JAKARTA – Menteri Dalam Negeri (Mendagri) terus mengingatkan pemerintah daerah (Pemda) terdampak bencana untuk mempercepat realisasi tambahan dana Transfer ke Daerah (TKD) dan hibah daerah.
Langkah tersebut dinilai penting mengingat penanganan bencana di wilayah Sumatera kini telah memasuki tahap pemulihan, rehabilitasi, dan rekonstruksi.
Sebelumnya, atas arahan Presiden Prabowo Subianto, pemerintah pusat telah menyalurkan tambahan TKD sebesar Rp10,64 triliun kepada pemerintah provinsi, kabupaten, dan kota di Aceh, Sumatera Utara (Sumut), serta Sumatera Barat (Sumbar).
Dana tersebut diberikan kepada daerah yang terdampak bencana, baik secara langsung maupun tidak langsung.
Mendagri menegaskan, tambahan anggaran tersebut harus segera dimanfaatkan secara optimal untuk mendukung proses pemulihan pascabencana.
Daerah yang terdampak langsung diminta memprioritaskan penggunaan dana untuk memperbaiki infrastruktur yang rusak, sementara daerah yang tidak terdampak secara langsung diharapkan mengalokasikan anggaran tersebut untuk memperkuat upaya mitigasi dan kesiapsiagaan bencana.

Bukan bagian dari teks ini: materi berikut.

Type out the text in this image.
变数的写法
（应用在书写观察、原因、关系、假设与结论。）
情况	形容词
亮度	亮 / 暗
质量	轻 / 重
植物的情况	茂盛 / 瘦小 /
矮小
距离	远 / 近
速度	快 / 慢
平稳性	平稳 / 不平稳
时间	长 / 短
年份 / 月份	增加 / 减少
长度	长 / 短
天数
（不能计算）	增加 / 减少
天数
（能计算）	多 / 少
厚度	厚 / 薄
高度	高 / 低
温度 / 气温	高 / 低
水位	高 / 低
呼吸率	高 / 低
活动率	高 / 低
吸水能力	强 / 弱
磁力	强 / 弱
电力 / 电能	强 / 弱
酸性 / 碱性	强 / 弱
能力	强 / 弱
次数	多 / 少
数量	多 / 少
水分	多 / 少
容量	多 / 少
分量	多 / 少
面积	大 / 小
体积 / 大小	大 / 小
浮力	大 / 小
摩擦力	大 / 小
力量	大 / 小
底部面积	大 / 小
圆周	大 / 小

Dalam kesempatan tersebut, Mendagri juga menyampaikan apresiasi kepada sejumlah pemerintah daerah yang menerima tambahan TKD namun turut menunjukkan solidaritas dengan menyalurkan hibah kepada daerah lain yang masih membutuhkan dukungan pemulihan.
Beberapa daerah yang mendapat apresiasi tersebut antara lain Pemerintah Kota Medan, Pemerintah Kabupaten Deli Serdang, Pemerintah Kota Padang, dan Pemerintah Kabupaten Solok Selatan.
Berdasarkan data Satuan Tugas Pemulihan, Rehabilitasi, dan Rekonstruksi (Satgas PRR) Sumatera, hampir seluruh bantuan hibah antardaerah telah disalurkan ke rekening penerima.
Namun, masih terdapat satu bantuan hibah yang belum terealisasi, yakni hibah dari Pemerintah Kabupaten Labuhan Batu kepada Pemerintah Kabupaten Gayo Lues.
Karena itu, Mendagri mengingatkan Pemerintah Kabupaten Gayo Lues agar segera menyelesaikan seluruh persyaratan administrasi yang diperlukan sehingga dana hibah tersebut dapat segera dicairkan dan dimanfaatkan untuk mendukung proses pemulihan pascabencana.
Mendagri menegaskan bahwa percepatan realisasi dana pemulihan menjadi kunci penting dalam mempercepat pembangunan kembali wilayah terdampak, meningkatkan ketahanan daerah, serta memastikan masyarakat dapat kembali menjalankan aktivitas secara normal pascabencana.
Sumber: Kementerian Dalam Negeri (Kemendagri) / Satgas PRR Sumatera.